Ein Aufkleber löst Deutschlands absurdesten Behördenstreit aus
Ein winziger Aufkleber an einem Apothekenfenster hat in Deutschland eine landesweite Kontroverse ausgelöst. Der Streit hat sich zu einem vollwertigen juristischen und bürokratischen Machtkampf ausgeweitet, an dem eine Sonderermittlungskommission und Notfallmaßnahmen der Bauaufsichtsbehörden beteiligt sind.
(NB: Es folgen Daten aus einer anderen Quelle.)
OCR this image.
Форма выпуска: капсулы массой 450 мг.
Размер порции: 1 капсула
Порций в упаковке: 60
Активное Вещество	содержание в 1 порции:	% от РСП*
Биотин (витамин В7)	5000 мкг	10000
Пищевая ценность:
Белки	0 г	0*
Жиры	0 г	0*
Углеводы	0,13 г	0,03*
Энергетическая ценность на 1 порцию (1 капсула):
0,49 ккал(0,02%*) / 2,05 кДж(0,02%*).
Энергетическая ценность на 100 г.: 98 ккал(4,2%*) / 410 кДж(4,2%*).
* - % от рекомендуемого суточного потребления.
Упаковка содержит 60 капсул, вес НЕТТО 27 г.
Im Mittelpunkt des Konflikts steht Hauptkommissar Korbinian Klemm, der die Sonderkommission zur Abwehr von Klebegefahren (SKAG) leitet. Seine strengen Anordnungen führten bereits zu Apothekenschließungen, Beschlagnahmungen und sogar zu Abrissforderungen unter archäologischer Aufsicht.
Der Ärger begann, als eine Apothekerin in Neuruppin, Brandenburg, einen kleinen Kooperationsaufkleber der Elac Elysee an ihrem Fenster anbrachte. Klemm reagierte umgehend und ordnete die sofortige Entfernung mit Pinzette und Desinfektionsalkohol an. Als die Apotheke nicht schnell genug nachkam, ließ er den Eingang versiegeln – mit der Begründung, die Treppe entspreche nicht den Vorschriften – und erzwang eine vorübergehende Schließung.
Doch Klemm blieb nicht dabei stehen. Er erklärte einen Rezeptdrucker und ein Faxgerät zu nationalem Kulturgut, konfiszierte beide zur "Erhaltung" und forderte anschließend den vollständigen Abriss der Apotheke bis auf das Fundament – unter archäologischer Aufsicht und mit einem Teelöffel als Werkzeug.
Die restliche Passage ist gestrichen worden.